“GREAT ARCHITECTURE TO GREAT EFFECT”

Jordan MacTavish via Harvard Magazine

Check out this article discussing public interest design past, present, and future, in Harvard Magazine’s March-April 2015 issue by Stephanie Garlock. (Thanks for sharing Public Architecture!)

Quotes from the article:

“When it [architecture] only becomes about sculpture, it loses the key asset of architecture, which is that it can add tremendous value to people’s lives.” – Michael Murphy

“I became very interested in the opportunities that the design of the built environment had for achieving social outcomes.” – John Peterson

“If you can find what the aspirations of a community are, and you can use the design process to bring that forward, then you can do extraordinary things with your discipline.” – Maurice Cox

ARCHITECTURE & ETHICS – ACTIVIST DESIGN

Photo © Mark Warren courtesy Architecture for Humanity For the Baguinéda center, which opened in Bamako, Mali, in 2010, architects Michael Heublein and Quarc Design used local stone and earth block to recall traditional Malian adobe and mud-brick buildings.

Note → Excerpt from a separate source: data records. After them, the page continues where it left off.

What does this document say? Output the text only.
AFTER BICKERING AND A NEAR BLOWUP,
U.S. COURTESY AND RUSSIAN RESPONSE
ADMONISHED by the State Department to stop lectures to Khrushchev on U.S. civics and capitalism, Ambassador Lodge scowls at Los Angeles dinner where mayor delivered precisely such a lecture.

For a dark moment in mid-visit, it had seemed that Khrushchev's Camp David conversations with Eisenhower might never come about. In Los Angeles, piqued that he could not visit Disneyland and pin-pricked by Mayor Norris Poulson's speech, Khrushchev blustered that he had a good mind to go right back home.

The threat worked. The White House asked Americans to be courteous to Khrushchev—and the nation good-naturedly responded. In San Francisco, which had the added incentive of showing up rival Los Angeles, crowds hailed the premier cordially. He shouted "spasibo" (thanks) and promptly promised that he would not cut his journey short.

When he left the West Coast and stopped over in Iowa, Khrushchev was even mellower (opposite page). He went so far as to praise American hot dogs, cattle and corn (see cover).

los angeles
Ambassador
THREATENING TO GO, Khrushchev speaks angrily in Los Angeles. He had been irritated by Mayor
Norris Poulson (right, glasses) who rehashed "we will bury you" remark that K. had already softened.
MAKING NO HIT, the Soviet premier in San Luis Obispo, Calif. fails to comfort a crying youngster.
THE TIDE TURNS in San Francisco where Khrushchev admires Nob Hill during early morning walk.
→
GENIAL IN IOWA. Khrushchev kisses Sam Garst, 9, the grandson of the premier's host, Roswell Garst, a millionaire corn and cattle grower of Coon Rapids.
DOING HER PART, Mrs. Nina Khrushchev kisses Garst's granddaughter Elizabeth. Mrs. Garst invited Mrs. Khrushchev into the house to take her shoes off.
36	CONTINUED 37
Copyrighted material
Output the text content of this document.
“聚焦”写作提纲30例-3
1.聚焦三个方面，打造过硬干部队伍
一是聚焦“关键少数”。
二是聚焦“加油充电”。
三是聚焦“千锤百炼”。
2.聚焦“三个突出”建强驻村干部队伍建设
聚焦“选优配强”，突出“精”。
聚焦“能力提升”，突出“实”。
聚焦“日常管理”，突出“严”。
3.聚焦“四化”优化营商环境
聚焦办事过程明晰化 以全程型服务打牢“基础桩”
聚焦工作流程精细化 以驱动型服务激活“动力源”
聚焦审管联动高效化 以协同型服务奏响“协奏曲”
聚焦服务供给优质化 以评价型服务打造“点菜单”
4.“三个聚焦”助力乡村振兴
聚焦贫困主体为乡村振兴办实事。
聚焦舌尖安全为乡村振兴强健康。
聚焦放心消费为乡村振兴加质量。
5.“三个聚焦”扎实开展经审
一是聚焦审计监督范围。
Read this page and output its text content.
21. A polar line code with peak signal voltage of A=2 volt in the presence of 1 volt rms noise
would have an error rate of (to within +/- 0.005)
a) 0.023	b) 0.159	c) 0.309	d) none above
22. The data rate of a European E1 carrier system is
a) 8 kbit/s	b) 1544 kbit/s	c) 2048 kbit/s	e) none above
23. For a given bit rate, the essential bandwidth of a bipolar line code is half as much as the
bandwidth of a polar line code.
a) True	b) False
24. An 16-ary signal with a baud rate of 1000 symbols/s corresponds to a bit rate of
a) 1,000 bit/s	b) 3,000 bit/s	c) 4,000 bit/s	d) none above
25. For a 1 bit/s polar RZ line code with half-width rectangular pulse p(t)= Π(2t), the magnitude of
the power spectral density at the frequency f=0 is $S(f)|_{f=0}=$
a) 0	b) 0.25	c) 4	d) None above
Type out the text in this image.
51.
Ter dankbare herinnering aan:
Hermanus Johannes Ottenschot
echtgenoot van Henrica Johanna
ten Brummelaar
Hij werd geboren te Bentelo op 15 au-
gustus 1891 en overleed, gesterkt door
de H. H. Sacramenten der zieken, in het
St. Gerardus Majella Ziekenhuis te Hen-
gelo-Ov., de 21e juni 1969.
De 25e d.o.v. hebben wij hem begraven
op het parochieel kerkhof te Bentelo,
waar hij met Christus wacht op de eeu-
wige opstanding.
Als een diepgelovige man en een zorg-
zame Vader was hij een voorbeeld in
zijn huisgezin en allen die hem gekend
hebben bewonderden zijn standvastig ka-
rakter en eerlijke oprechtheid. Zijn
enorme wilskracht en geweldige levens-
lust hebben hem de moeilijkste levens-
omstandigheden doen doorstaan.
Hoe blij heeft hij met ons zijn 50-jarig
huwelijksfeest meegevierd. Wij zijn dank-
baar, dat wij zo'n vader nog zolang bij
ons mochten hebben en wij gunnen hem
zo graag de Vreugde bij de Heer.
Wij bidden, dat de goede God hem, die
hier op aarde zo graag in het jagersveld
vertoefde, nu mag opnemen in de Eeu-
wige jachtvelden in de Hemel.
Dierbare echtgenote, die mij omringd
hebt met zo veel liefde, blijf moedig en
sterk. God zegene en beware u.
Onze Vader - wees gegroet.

The latest issue of Architectural Record highlights Architecture and Ethics. There is a great article on activist design, also known as public interest design, where Lamar Anderson describes its history within the field of Architecture. Listing many organizations such as Design Corps, Community Design Centers, Public Architecture, Architecture for Humanity (see the local chapter), Architects/Designers/Planners for Social Responsibility, and MASS Design Group, Anderson gives a full picture of what is happening with this movement and where it hopes to go. They key to make this last? Funding, nonprofits, & research.

“In our own time of growing humanitarian crisis, global climate change, and mounting concern over income inequality, activist architects are no longer relegated to the field’s fringes…Increasingly, public-minded architects are thinking like economists, widening their focus beyond buildings themselves to the communities they support.”